Rapper Jay-Z, left, along with his superstar wife, Beyoncé Knowles, took a Mar. 31 visit to Cuba for their fifth wedding anniversary. The former Brooklyn Nets  part owner answered those criticizing the trip in song that does not acknowledge the human rights violations and squashed freedoms of an autocratic regime long led by Cuban leader Fidel Castro, right, and his brother, Raúl. | Wikimedia CommonsPicture a peaceful protest calling for an end to police violence and brutality. Suddenly, a barrage of police batons and gun butts shower down upon spectators and participants. People are then thrown indiscriminately in overcrowded and unsanitary jail cells. On the streets, underfed children walk past decrepit and decayed buildings to go home to their deteriorating homes, which they share with several other families.

These were not the images that hip-hop artist Beyoncé Knowles and her rapper husband, Jay-Z, saw on their bizarre March 31 trip to Cuba in celebration of their fifth anniversary.

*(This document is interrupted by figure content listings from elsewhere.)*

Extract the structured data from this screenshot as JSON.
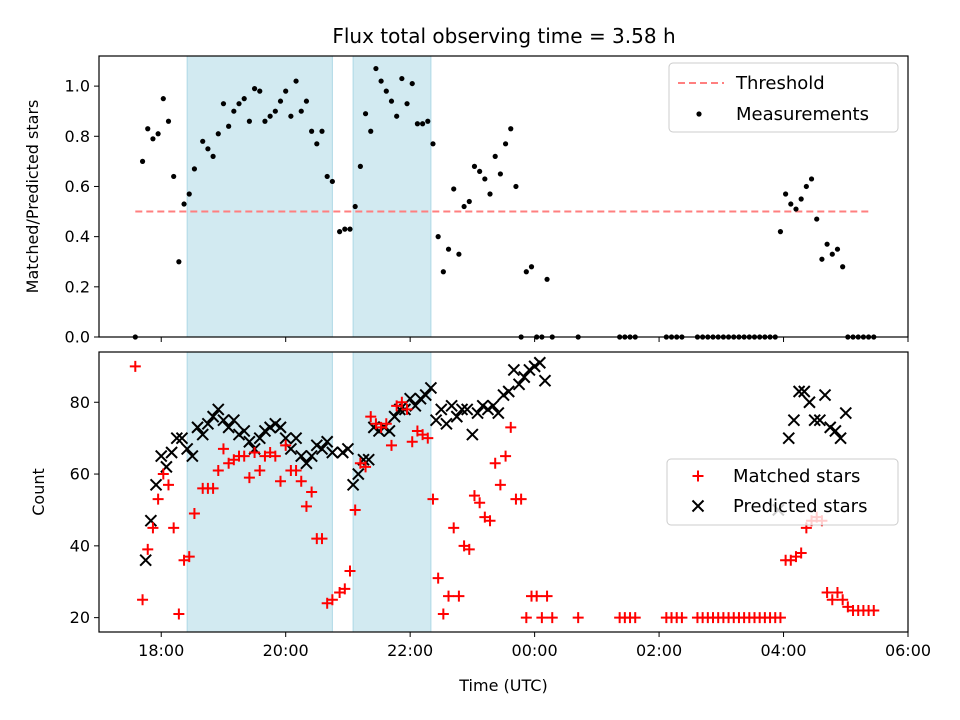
{
  "title": "Flux total observing time = 3.58 h",
  "chart_data": [
    {
      "type": "scatter",
      "ylabel": "Matched/Predicted stars",
      "xlim": [
        "17:00",
        "06:00"
      ],
      "ylim": [
        0,
        1.12
      ],
      "yticks": [
        "0.0",
        "0.2",
        "0.4",
        "0.6",
        "0.8",
        "1.0"
      ],
      "shaded_intervals": [
        [
          "18:25",
          "20:45"
        ],
        [
          "21:05",
          "22:20"
        ]
      ],
      "shade_color": "#add8e6",
      "legend_position": "top-right",
      "threshold": {
        "name": "Threshold",
        "value": 0.5,
        "x_range": [
          "17:35",
          "05:25"
        ],
        "color": "#ff7f7f"
      },
      "series": [
        {
          "name": "Measurements",
          "color": "#000000",
          "marker": "dot",
          "x": [
            "17:35",
            "17:42",
            "17:47",
            "17:52",
            "17:57",
            "18:02",
            "18:07",
            "18:12",
            "18:17",
            "18:22",
            "18:27",
            "18:32",
            "18:40",
            "18:45",
            "18:50",
            "18:55",
            "19:00",
            "19:05",
            "19:10",
            "19:15",
            "19:20",
            "19:25",
            "19:30",
            "19:35",
            "19:40",
            "19:45",
            "19:50",
            "19:55",
            "20:00",
            "20:05",
            "20:10",
            "20:15",
            "20:20",
            "20:25",
            "20:30",
            "20:35",
            "20:40",
            "20:45",
            "20:52",
            "20:57",
            "21:02",
            "21:07",
            "21:12",
            "21:17",
            "21:22",
            "21:27",
            "21:32",
            "21:37",
            "21:42",
            "21:47",
            "21:52",
            "21:57",
            "22:02",
            "22:07",
            "22:12",
            "22:17",
            "22:22",
            "22:27",
            "22:32",
            "22:37",
            "22:42",
            "22:47",
            "22:52",
            "22:57",
            "23:02",
            "23:07",
            "23:12",
            "23:17",
            "23:22",
            "23:27",
            "23:32",
            "23:37",
            "23:42",
            "23:47",
            "23:52",
            "23:57",
            "00:02",
            "00:07",
            "00:12",
            "00:17",
            "00:42",
            "01:22",
            "01:27",
            "01:32",
            "01:37",
            "02:07",
            "02:12",
            "02:17",
            "02:22",
            "02:37",
            "02:42",
            "02:47",
            "02:52",
            "02:57",
            "03:02",
            "03:07",
            "03:12",
            "03:17",
            "03:22",
            "03:27",
            "03:32",
            "03:37",
            "03:42",
            "03:47",
            "03:52",
            "03:57",
            "04:02",
            "04:07",
            "04:12",
            "04:17",
            "04:22",
            "04:27",
            "04:32",
            "04:37",
            "04:42",
            "04:47",
            "04:52",
            "04:57",
            "05:02",
            "05:07",
            "05:12",
            "05:17",
            "05:22",
            "05:27"
          ],
          "y": [
            0.0,
            0.7,
            0.83,
            0.79,
            0.81,
            0.95,
            0.86,
            0.64,
            0.3,
            0.53,
            0.57,
            0.67,
            0.78,
            0.75,
            0.72,
            0.81,
            0.93,
            0.84,
            0.9,
            0.93,
            0.95,
            0.86,
            0.99,
            0.98,
            0.86,
            0.88,
            0.9,
            0.94,
            0.98,
            0.88,
            1.02,
            0.9,
            0.94,
            0.82,
            0.77,
            0.82,
            0.64,
            0.62,
            0.42,
            0.43,
            0.43,
            0.52,
            0.68,
            0.89,
            0.82,
            1.07,
            1.02,
            0.98,
            0.94,
            0.88,
            1.03,
            0.93,
            1.01,
            0.85,
            0.85,
            0.86,
            0.77,
            0.4,
            0.26,
            0.35,
            0.59,
            0.33,
            0.52,
            0.54,
            0.68,
            0.66,
            0.63,
            0.57,
            0.72,
            0.65,
            0.77,
            0.83,
            0.6,
            0.0,
            0.26,
            0.28,
            0.0,
            0.0,
            0.23,
            0.0,
            0.0,
            0.0,
            0.0,
            0.0,
            0.0,
            0.0,
            0.0,
            0.0,
            0.0,
            0.0,
            0.0,
            0.0,
            0.0,
            0.0,
            0.0,
            0.0,
            0.0,
            0.0,
            0.0,
            0.0,
            0.0,
            0.0,
            0.0,
            0.0,
            0.0,
            0.42,
            0.57,
            0.53,
            0.51,
            0.55,
            0.6,
            0.63,
            0.47,
            0.31,
            0.37,
            0.33,
            0.35,
            0.28,
            0.0,
            0.0,
            0.0,
            0.0,
            0.0,
            0.0
          ]
        }
      ]
    },
    {
      "type": "scatter",
      "xlabel": "Time (UTC)",
      "ylabel": "Count",
      "xlim": [
        "17:00",
        "06:00"
      ],
      "xticks": [
        "18:00",
        "20:00",
        "22:00",
        "00:00",
        "02:00",
        "04:00",
        "06:00"
      ],
      "ylim": [
        16,
        94
      ],
      "yticks": [
        "20",
        "40",
        "60",
        "80"
      ],
      "shaded_intervals": [
        [
          "18:25",
          "20:45"
        ],
        [
          "21:05",
          "22:20"
        ]
      ],
      "shade_color": "#add8e6",
      "legend_position": "center-right",
      "series": [
        {
          "name": "Matched stars",
          "color": "#ff0000",
          "marker": "plus",
          "x": [
            "17:35",
            "17:42",
            "17:47",
            "17:52",
            "17:57",
            "18:02",
            "18:07",
            "18:12",
            "18:17",
            "18:22",
            "18:27",
            "18:32",
            "18:40",
            "18:45",
            "18:50",
            "18:55",
            "19:00",
            "19:05",
            "19:10",
            "19:15",
            "19:20",
            "19:25",
            "19:30",
            "19:35",
            "19:40",
            "19:45",
            "19:50",
            "19:55",
            "20:00",
            "20:05",
            "20:10",
            "20:15",
            "20:20",
            "20:25",
            "20:30",
            "20:35",
            "20:40",
            "20:45",
            "20:52",
            "20:57",
            "21:02",
            "21:07",
            "21:12",
            "21:17",
            "21:22",
            "21:27",
            "21:32",
            "21:37",
            "21:42",
            "21:47",
            "21:52",
            "21:57",
            "22:02",
            "22:07",
            "22:12",
            "22:17",
            "22:22",
            "22:27",
            "22:32",
            "22:37",
            "22:42",
            "22:47",
            "22:52",
            "22:57",
            "23:02",
            "23:07",
            "23:12",
            "23:17",
            "23:22",
            "23:27",
            "23:32",
            "23:37",
            "23:42",
            "23:47",
            "23:52",
            "23:57",
            "00:02",
            "00:07",
            "00:12",
            "00:17",
            "00:42",
            "01:22",
            "01:27",
            "01:32",
            "01:37",
            "02:07",
            "02:12",
            "02:17",
            "02:22",
            "02:37",
            "02:42",
            "02:47",
            "02:52",
            "02:57",
            "03:02",
            "03:07",
            "03:12",
            "03:17",
            "03:22",
            "03:27",
            "03:32",
            "03:37",
            "03:42",
            "03:47",
            "03:52",
            "03:57",
            "04:02",
            "04:07",
            "04:12",
            "04:17",
            "04:22",
            "04:27",
            "04:32",
            "04:37",
            "04:42",
            "04:47",
            "04:52",
            "04:57",
            "05:02",
            "05:07",
            "05:12",
            "05:17",
            "05:22",
            "05:27"
          ],
          "y": [
            90,
            25,
            39,
            45,
            53,
            60,
            57,
            45,
            21,
            36,
            37,
            49,
            56,
            56,
            56,
            61,
            67,
            63,
            64,
            65,
            65,
            59,
            66,
            61,
            65,
            66,
            65,
            58,
            68,
            61,
            61,
            58,
            51,
            55,
            42,
            42,
            24,
            25,
            27,
            28,
            33,
            50,
            63,
            62,
            76,
            74,
            73,
            74,
            68,
            79,
            80,
            78,
            69,
            72,
            71,
            70,
            53,
            31,
            21,
            26,
            45,
            26,
            40,
            39,
            54,
            52,
            48,
            47,
            63,
            57,
            65,
            73,
            53,
            53,
            20,
            26,
            26,
            20,
            26,
            20,
            20,
            20,
            20,
            20,
            20,
            20,
            20,
            20,
            20,
            20,
            20,
            20,
            20,
            20,
            20,
            20,
            20,
            20,
            20,
            20,
            20,
            20,
            20,
            20,
            20,
            20,
            36,
            36,
            37,
            38,
            45,
            47,
            48,
            47,
            27,
            25,
            27,
            25,
            23,
            22,
            22,
            22,
            22,
            22
          ]
        },
        {
          "name": "Predicted stars",
          "color": "#000000",
          "marker": "x",
          "x": [
            "17:45",
            "17:50",
            "17:55",
            "18:00",
            "18:05",
            "18:10",
            "18:15",
            "18:20",
            "18:25",
            "18:30",
            "18:35",
            "18:40",
            "18:45",
            "18:50",
            "18:55",
            "19:00",
            "19:05",
            "19:10",
            "19:15",
            "19:20",
            "19:25",
            "19:30",
            "19:35",
            "19:40",
            "19:45",
            "19:50",
            "19:55",
            "20:00",
            "20:05",
            "20:10",
            "20:15",
            "20:20",
            "20:25",
            "20:30",
            "20:35",
            "20:40",
            "20:45",
            "20:55",
            "21:00",
            "21:05",
            "21:10",
            "21:15",
            "21:20",
            "21:25",
            "21:30",
            "21:35",
            "21:40",
            "21:45",
            "21:50",
            "21:55",
            "22:00",
            "22:05",
            "22:10",
            "22:15",
            "22:20",
            "22:25",
            "22:30",
            "22:35",
            "22:40",
            "22:45",
            "22:50",
            "22:55",
            "23:00",
            "23:05",
            "23:10",
            "23:15",
            "23:20",
            "23:25",
            "23:30",
            "23:35",
            "23:40",
            "23:45",
            "23:50",
            "23:55",
            "00:00",
            "00:05",
            "00:10",
            "03:55",
            "04:05",
            "04:10",
            "04:15",
            "04:20",
            "04:25",
            "04:30",
            "04:35",
            "04:40",
            "04:45",
            "04:50",
            "04:55",
            "05:00"
          ],
          "y": [
            36,
            47,
            57,
            65,
            62,
            66,
            70,
            70,
            67,
            65,
            73,
            71,
            74,
            76,
            78,
            75,
            73,
            75,
            71,
            72,
            69,
            67,
            70,
            72,
            73,
            74,
            73,
            70,
            67,
            70,
            65,
            63,
            65,
            68,
            67,
            69,
            66,
            66,
            67,
            57,
            60,
            64,
            64,
            73,
            72,
            73,
            72,
            76,
            78,
            78,
            81,
            79,
            81,
            82,
            84,
            75,
            78,
            74,
            79,
            76,
            78,
            78,
            71,
            77,
            79,
            78,
            79,
            77,
            82,
            83,
            89,
            85,
            87,
            89,
            90,
            91,
            86,
            50,
            70,
            75,
            83,
            83,
            80,
            75,
            75,
            82,
            73,
            72,
            70,
            77
          ]
        }
      ]
    }
  ]
}
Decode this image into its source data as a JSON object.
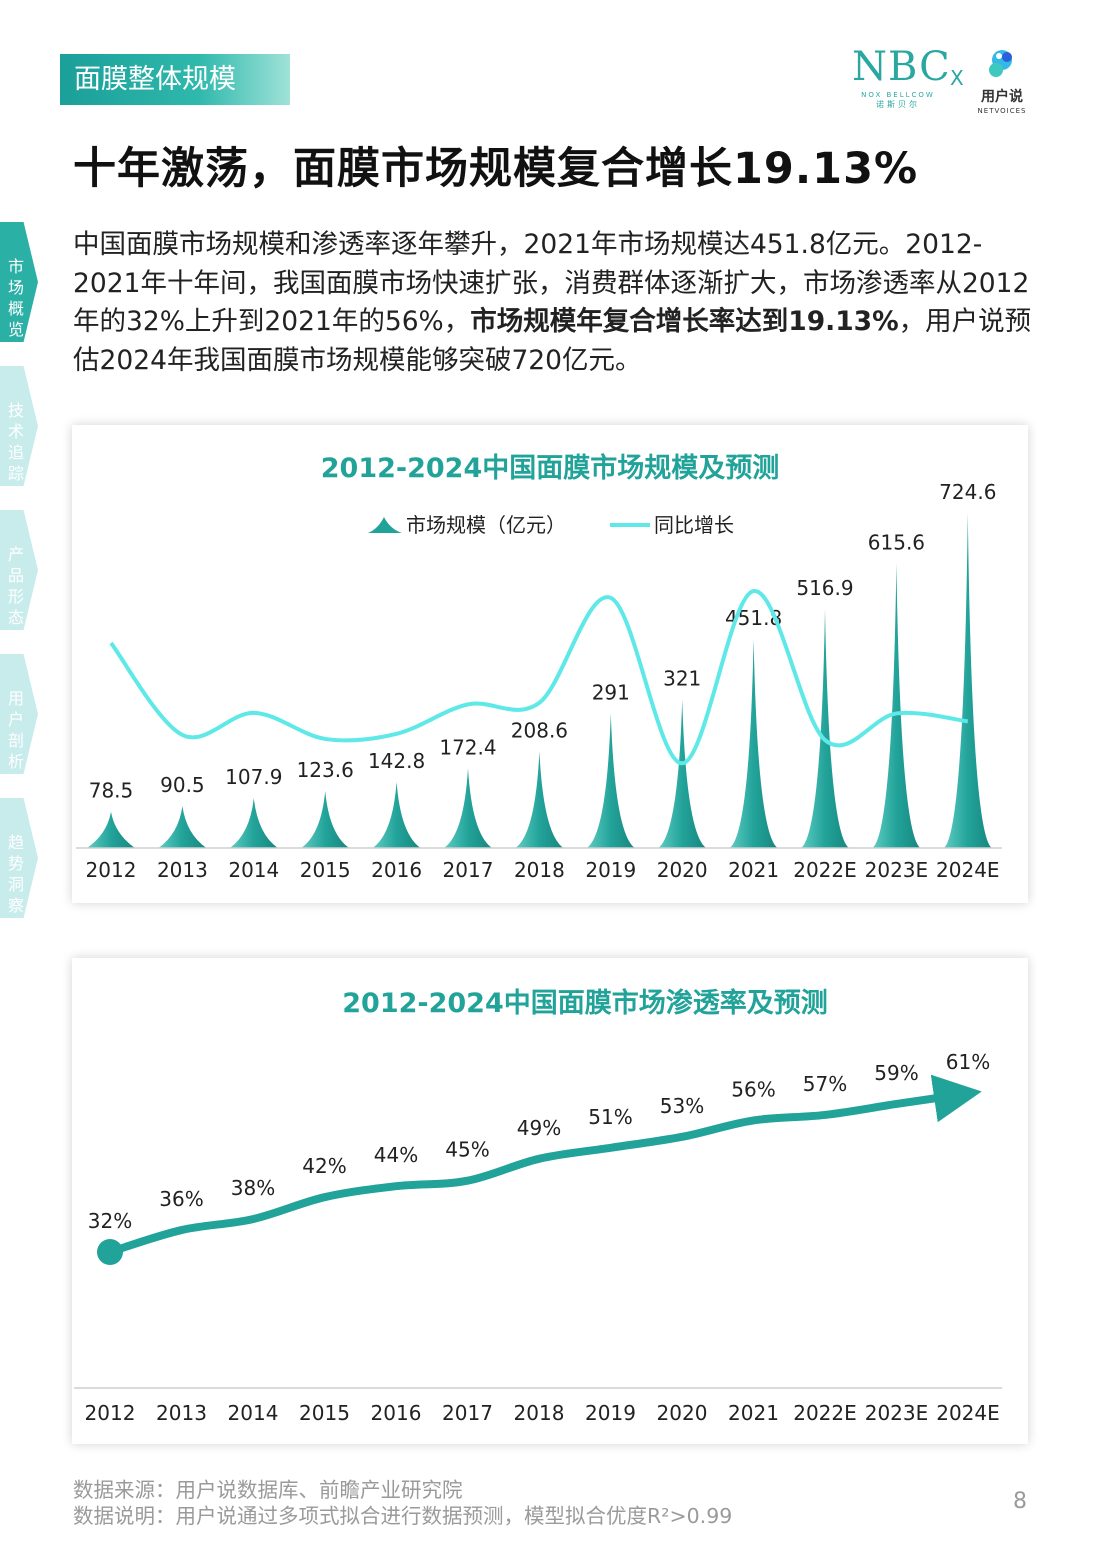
{
  "section_label": "面膜整体规模",
  "logo": {
    "brand": "NBC",
    "brand_sub": "NOX BELLCOW",
    "brand_cn": "诺斯贝尔",
    "separator": "X",
    "partner_cn": "用户说",
    "partner_en": "NETVOICES"
  },
  "title": "十年激荡，面膜市场规模复合增长19.13%",
  "intro": {
    "part1": "中国面膜市场规模和渗透率逐年攀升，2021年市场规模达451.8亿元。2012-2021年十年间，我国面膜市场快速扩张，消费群体逐渐扩大，市场渗透率从2012年的32%上升到2021年的56%，",
    "bold": "市场规模年复合增长率达到19.13%",
    "part2": "，用户说预估2024年我国面膜市场规模能够突破720亿元。"
  },
  "side_nav": [
    {
      "label": "市场概览",
      "active": true
    },
    {
      "label": "技术追踪",
      "active": false
    },
    {
      "label": "产品形态",
      "active": false
    },
    {
      "label": "用户剖析",
      "active": false
    },
    {
      "label": "趋势洞察",
      "active": false
    }
  ],
  "chart_data": [
    {
      "type": "bar",
      "title": "2012-2024中国面膜市场规模及预测",
      "categories": [
        "2012",
        "2013",
        "2014",
        "2015",
        "2016",
        "2017",
        "2018",
        "2019",
        "2020",
        "2021",
        "2022E",
        "2023E",
        "2024E"
      ],
      "series": [
        {
          "name": "市场规模（亿元）",
          "kind": "bar",
          "values": [
            78.5,
            90.5,
            107.9,
            123.6,
            142.8,
            172.4,
            208.6,
            291,
            321,
            451.8,
            516.9,
            615.6,
            724.6
          ],
          "value_labels": [
            "78.5",
            "90.5",
            "107.9",
            "123.6",
            "142.8",
            "172.4",
            "208.6",
            "291",
            "321",
            "451.8",
            "516.9",
            "615.6",
            "724.6"
          ]
        },
        {
          "name": "同比增长",
          "kind": "line",
          "values": [
            null,
            15.3,
            19.2,
            14.6,
            15.5,
            20.7,
            21.0,
            39.5,
            10.3,
            40.7,
            14.4,
            19.1,
            17.7
          ]
        }
      ],
      "ylim": [
        0,
        800
      ],
      "colors": {
        "bar": "#22a39a",
        "line": "#5ee8e8"
      },
      "legend_position": "top"
    },
    {
      "type": "line",
      "title": "2012-2024中国面膜市场渗透率及预测",
      "categories": [
        "2012",
        "2013",
        "2014",
        "2015",
        "2016",
        "2017",
        "2018",
        "2019",
        "2020",
        "2021",
        "2022E",
        "2023E",
        "2024E"
      ],
      "series": [
        {
          "values": [
            32,
            36,
            38,
            42,
            44,
            45,
            49,
            51,
            53,
            56,
            57,
            59,
            61
          ],
          "value_labels": [
            "32%",
            "36%",
            "38%",
            "42%",
            "44%",
            "45%",
            "49%",
            "51%",
            "53%",
            "56%",
            "57%",
            "59%",
            "61%"
          ]
        }
      ],
      "ylim": [
        0,
        80
      ],
      "colors": {
        "line": "#22a39a"
      }
    }
  ],
  "footer": {
    "source": "数据来源：用户说数据库、前瞻产业研究院",
    "note": "数据说明：用户说通过多项式拟合进行数据预测，模型拟合优度R²>0.99"
  },
  "page_number": "8"
}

At first glance, a celebrity visiting another country is no big deal, unless that celebrity is Jane Fonda or Dennis Rodman; however, the Carters’ trip to Cuba gave money to the oppressive Cuban regime that can now be used to further ensnare its people. Their images are now being used in Communist Cuban propaganda — propaganda that the Cuban people have no way of counteracting due to the lack of freedom of speech. Their careless and indifferent outlook to these issues shows a lack of either intelligence or sympathy in concern toward the Cuban plight.

[…]

According to Human Rights Watch, Cuba is the only country in Latin America that stifles all forms of political dissent. In Cuba, political dissidents are subject to criminal charges and are held without due process. Between January and August 2011, the Cuban Commission for Human Rights and National Reconciliation documented 2,224 arbitrary detentions in which many prisoners were not even presented arrest orders to substantiate the arrest. Cuban citizens live in near isolation from the rest of the world because the Castro regime has control of all media outlets and restricts the use of outside information. Citizens must request from the government the right to travel off the island and requests are typically denied, particularly to outspoken advocates. The list of human rights violations could go on and on.

[…]

The Carters’ trip was an exercise in ignorance. Next time Jay-Z decides to rap about expressing his freedom of speech and sticking it to the man, he should avoid it in the context of traveling to Cuba, the land of dictatorial power and restriction of unalienable rights. It just makes him look stupid.

Read the entire piece HERE.

1 thought on “Ignorance on Cuba: There is a glimmer of hope Part II”

  1. Jay-Z doesn’t look stupid. He looks butt-ugly, and he IS stupid, or painfully ignorant (if not willfully ignorant, which is morally much worse). But, to be fair, he’s been “set up” to be this way by a culture or society that enables and rewards those who strike a certain pose and project a certain attitude, even if they’re ultimately full of shit. He’s gotten, and will keep getting, lots of “validation” for being his adorable self, and that “validation” goes all the way to the White House. So who’s really to blame here?